Glenn Reynolds On Communism

I agree wholeheartedly with the thrust of his point - which is that the appalling crimes and mass murder of the totalitarian left are too often forgotten compared with the appalling crimes and mass murder of the totalitarian right. Les deux exces se touchent. The difference between some Westerners' embrace of Stalinist Russia and Maoist China is that fewer leftist intellectuals were fooled the second time around. A British leftist expedition remained unfooled:

No “useful idiots” of the kind who had made the Soviet Union under Stalin appear the savior of humanity emerged from the trip. The parade held in Beijing to mark the fifth anniversary of the People’s Republic reminded the philosopher A. J. Ayer of the Nuremberg Rallies. Though impressed by the “dedicated and dignified” Mao, the trade unionist Sam Watson was dismayed by Chinese talk of the masses as “another brick, another paving stone.” Mao asked Attlee to help reverse the American policy of encircling his country through defense treaties with Southeast Asian countries and the rearming of Japan. Attlee firmly informed Mao that “two-way traffic was needed” for peace, and asked Mao to help persuade the Soviet Union to free its satellite states in Eastern Europe.

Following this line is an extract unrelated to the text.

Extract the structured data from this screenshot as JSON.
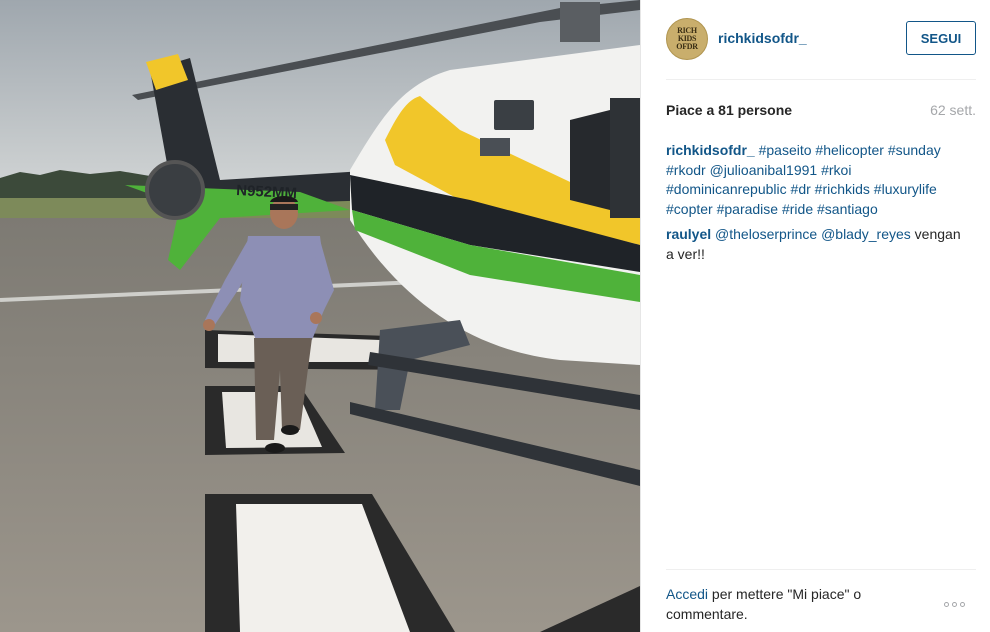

Other European visitors to China were relative pushovers. François Mitterrand, who visited China at the height of the devastating famine in 1961, denied the existence of starvation in the country. André Malraux hailed Mao as an “emperor of bronze.”

Still Reynolds' point about double-standards is well-taken. What creeps me out is one thing:

Communists are as bad as Nazis, and their defenders and apologists are as bad as Nazis’ defenders, but far more common. When you meet them, show them no respect. They’re evil, stupid, and dishonest. They should not enjoy the consequences of their behavior.

What does that last sentence mean? Is it some kind of threat?